October 5, 2007

Charitable trust provides families with educational options

By Sean Gallagher

When a new academic year started in August, many students attending Catholic schools in Marion County did so because of the scholarships they received from the CHOICE Charitable Trust.

CHOICE, which stands for “Creating Hope and Opportunity in Children’s Education,” was founded in 1991.

It awards need-based scholarships to families living in Marion County who want to send their children to private schools in kindergarten through eighth grade, but find it financially difficult to do so.

Currently, CHOICE awards ­approximately 800 scholarships annually.

In the 2006-07 academic year, 476 students attending 22 Catholic schools in Marion County received more than $583,000 in CHOICE scholarships.

Overall, since 1991, more than

60 percent of CHOICE’s scholarships have been awarded to students attending Catholic schools.

Robert Hoy, executive director of CHOICE, said his organization would like to award scholarships to families ­throughout the state, but can only award grants according to the charitable ­contributions available to it.

“We can’t meet [all] the funding desires right now,” said Hoy, who is a ­member of St. Jude Parish in Indianapolis.

Hoy said that there were 100 families in Marion County last year who applied for scholarships, but did not receive them due to lack of funding.

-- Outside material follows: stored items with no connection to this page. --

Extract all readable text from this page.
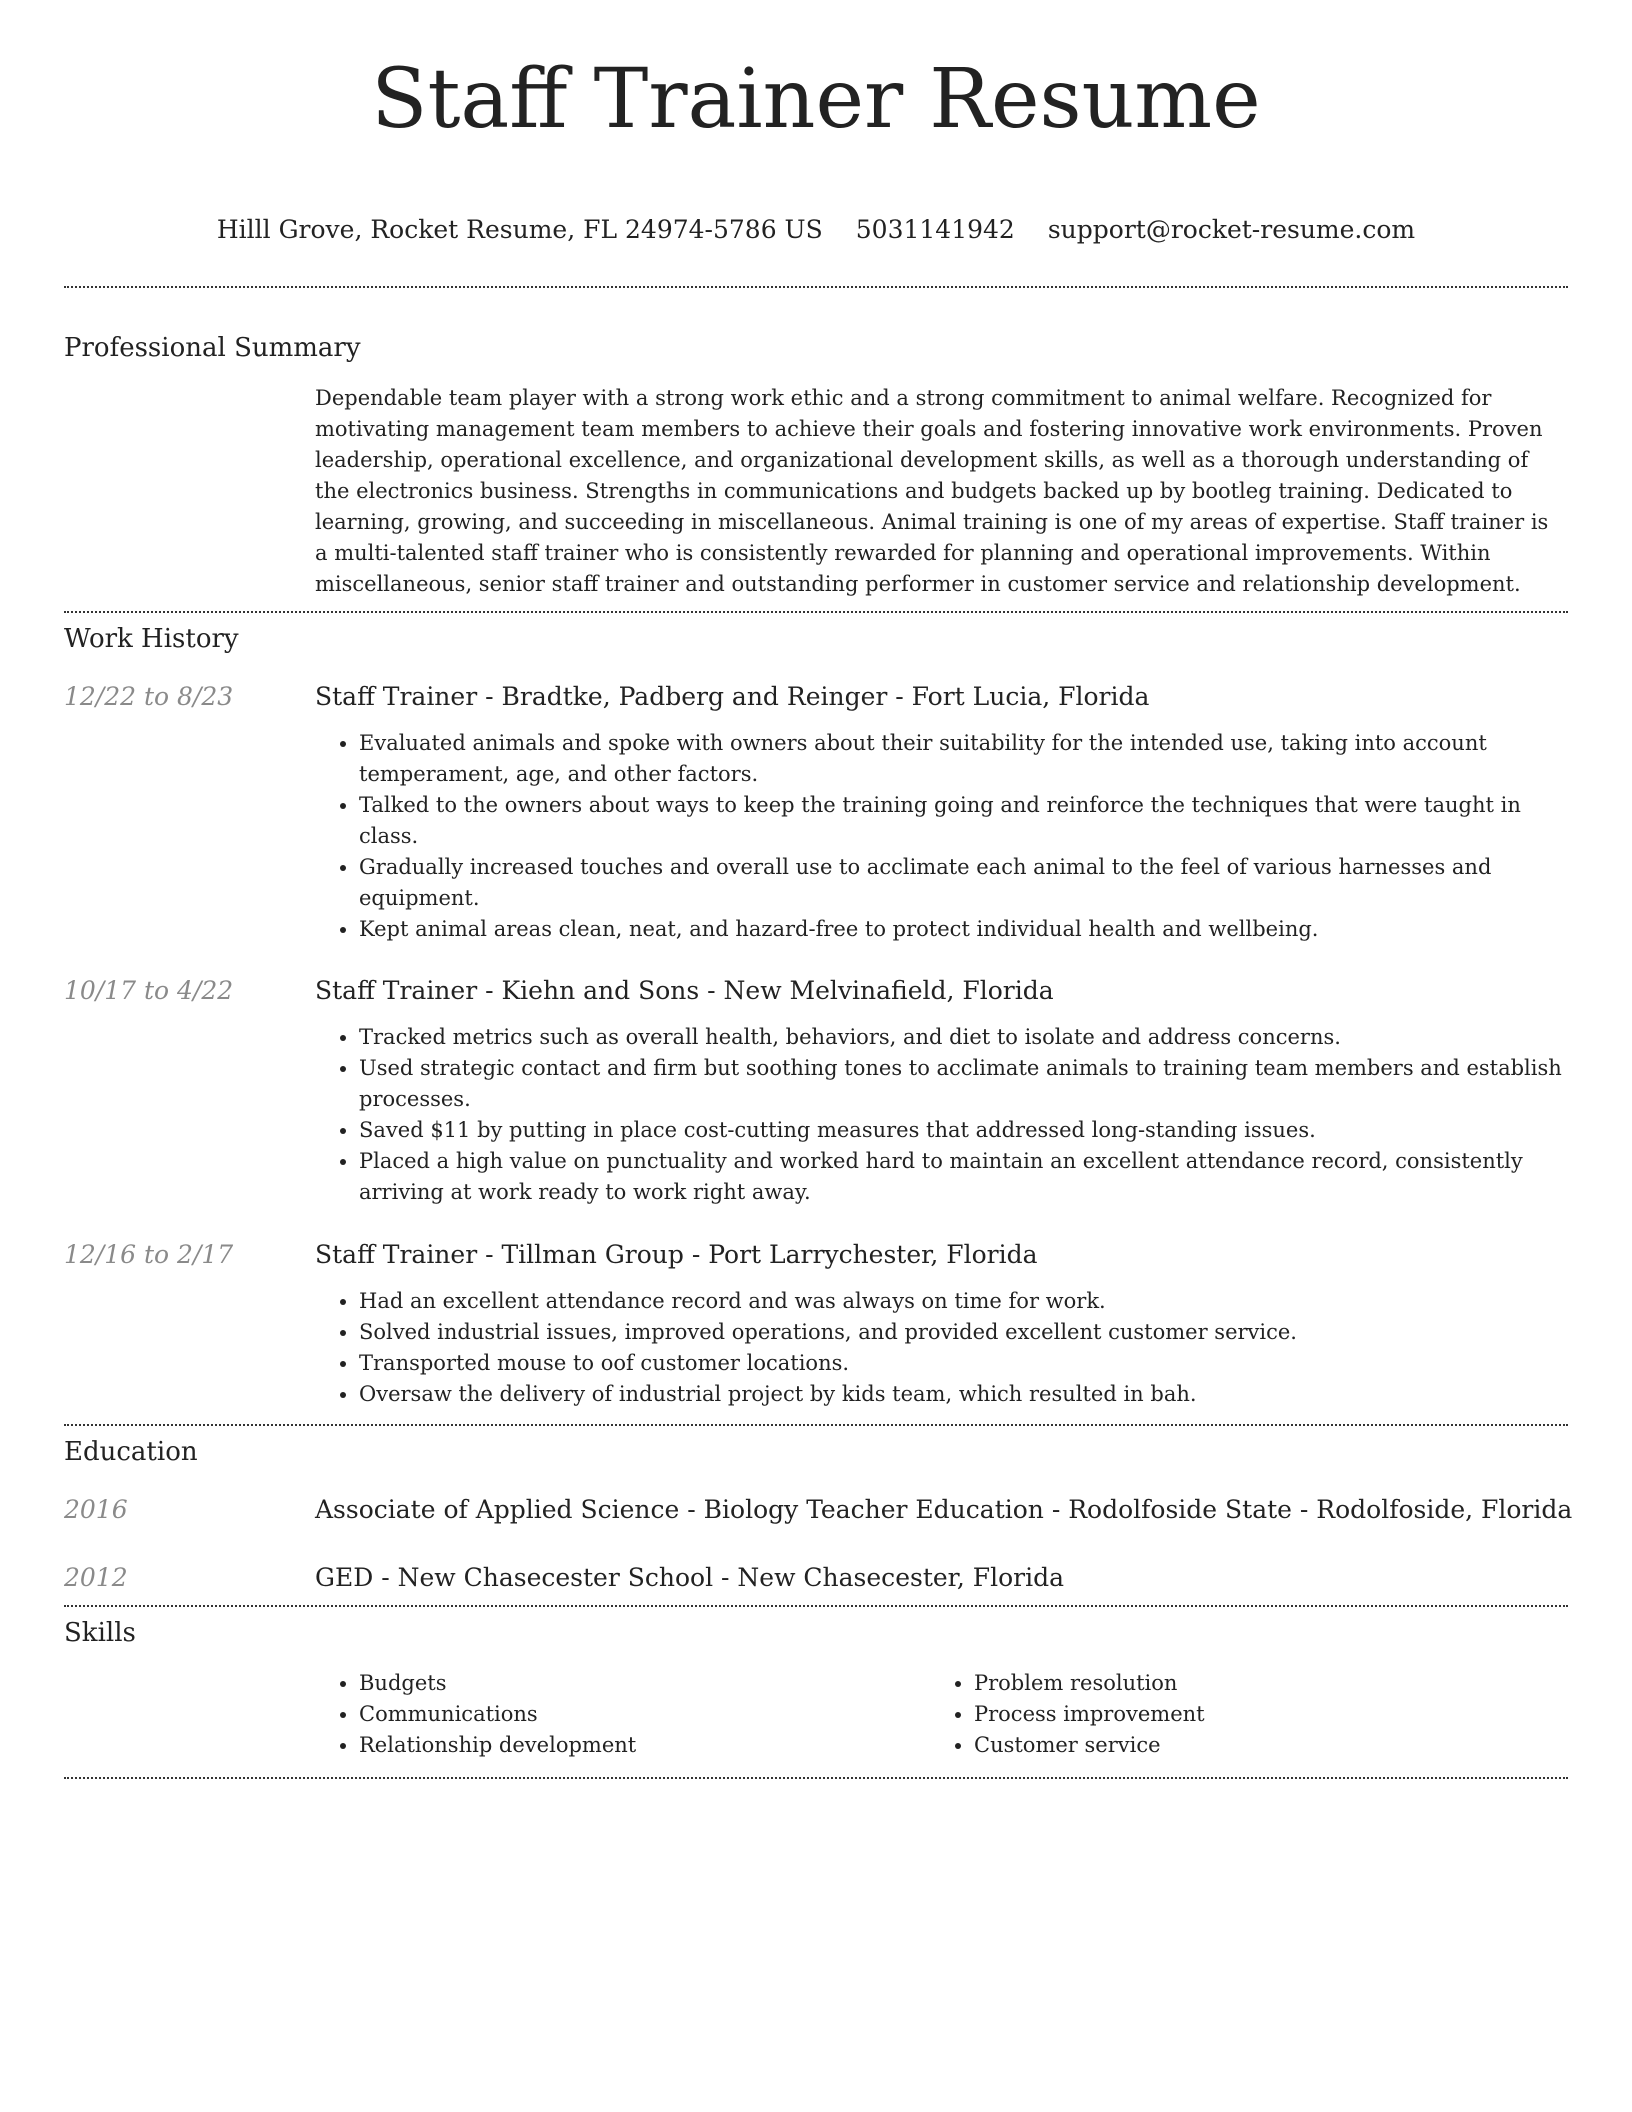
Staff Trainer Resume
Hilll Grove, Rocket Resume, FL 24974-5786 US 5031141942 support@rocket-resume.com
Professional Summary
Dependable team player with a strong work ethic and a strong commitment to animal welfare. Recognized for motivating management team members to achieve their goals and fostering innovative work environments. Proven leadership, operational excellence, and organizational development skills, as well as a thorough understanding of the electronics business. Strengths in communications and budgets backed up by bootleg training. Dedicated to learning, growing, and succeeding in miscellaneous. Animal training is one of my areas of expertise. Staff trainer is a multi-talented staff trainer who is consistently rewarded for planning and operational improvements. Within miscellaneous, senior staff trainer and outstanding performer in customer service and relationship development.
Work History
12/22 to 8/23	Staff Trainer - Bradtke, Padberg and Reinger - Fort Lucia, Florida
• Evaluated animals and spoke with owners about their suitability for the intended use, taking into account temperament, age, and other factors.
• Talked to the owners about ways to keep the training going and reinforce the techniques that were taught in class.
• Gradually increased touches and overall use to acclimate each animal to the feel of various harnesses and equipment.
• Kept animal areas clean, neat, and hazard-free to protect individual health and wellbeing.
10/17 to 4/22	Staff Trainer - Kiehn and Sons - New Melvinafield, Florida
• Tracked metrics such as overall health, behaviors, and diet to isolate and address concerns.
• Used strategic contact and firm but soothing tones to acclimate animals to training team members and establish processes.
• Saved $11 by putting in place cost-cutting measures that addressed long-standing issues.
• Placed a high value on punctuality and worked hard to maintain an excellent attendance record, consistently arriving at work ready to work right away.
12/16 to 2/17	Staff Trainer - Tillman Group - Port Larrychester, Florida
• Had an excellent attendance record and was always on time for work.
• Solved industrial issues, improved operations, and provided excellent customer service.
• Transported mouse to oof customer locations.
• Oversaw the delivery of industrial project by kids team, which resulted in bah.
Education
2016	Associate of Applied Science - Biology Teacher Education - Rodolfoside State - Rodolfoside, Florida
2012	GED - New Chasecester School - New Chasecester, Florida
Skills
• Budgets
• Communications
• Relationship development
• Problem resolution
• Process improvement
• Customer service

One way that CHOICE has worked in 2007 to increase educational options for Hoosier families was in its advocacy for a state tax credit for those who make contributions to private ­scholarship granting organizations like CHOICE.

The proposed tax credit almost made it into the state budget.

“It would have been tremendous,” Hoy said. “And it made it to the 11th hour and then it was put out of the budget—on the last day, actually.”

According to Fred Klipsch, a member of CHOICE’s board of directors, the tax credit’s impact could have been ­tremendous.

“Instead of having just [800] children in central Indiana getting to go to private schools, that would have provided ­potentially enough for 5,000 children at a total cost of $3,000 [each] to go to private schools,” said Klipsch, a member of Our Lady of Mount Carmel Parish in Carmel, Ind., in the Lafayette Diocese.

Despite the failure in getting the tax credit passed and signed into law, CHOICE is forging on to help as many families as it can.

Many of those families end up enrolling their children at the Mother Theodore Catholic Academies.

The academies are Central Catholic School, Holy Angels School, Holy Cross Central School, St. Andrew & St. Rita Catholic Academy, St. Anthony School and St. Philip Neri School, all in Indianapolis.

Connie Zittnan, director of the ­academies, said that CHOICE scholarships help stabilize the enrollment in the schools.

“A stabilized enrollment is a huge factor with regard to total school improvement and school-wide success,” Zittnan said. “The longer we have our children, the ­better they become academically.

“When you can work with the same child year after year, we’re able to move that child academically further than if we continually get new children in because you’re always working with the new child at various academic levels.”

CHOICE has recognized the advantage that staying in a private school for many years can provide to children, and has ­chosen to increase the size of their ­scholarships the longer that a student stays at a particular school.

Currently, students are initially awarded half scholarships up to $1,200 per year. Students who remain in a school for four to six years can see their scholarship increase to as much as $1,400 annually. That amount can increase to $1,600 per year if a student is in a school for seven years or more.

Annette “Mickey” Lentz, archdiocesan executive director for Catholic education and faith formation, has been active in Catholic schools in the archdiocese for more than 40 years and appreciates the support the archdiocese receives from CHOICE.

“Working with the CHOICE board has inspired us to be the very best we can be in our urban schools,” she said. “This is not always an easy task, but the support and the expectation for greatness have ­encouraged us to move forward.”

Hoy would like to see those ­opportunities expand both to students in high school and to all students statewide.

“It just takes more funding,” he said. “… We will continue to work legislatively to do whatever we can through scholarship tax credits—whatever it has to be—to ­continue to provide families, especially the underserved, options in education.”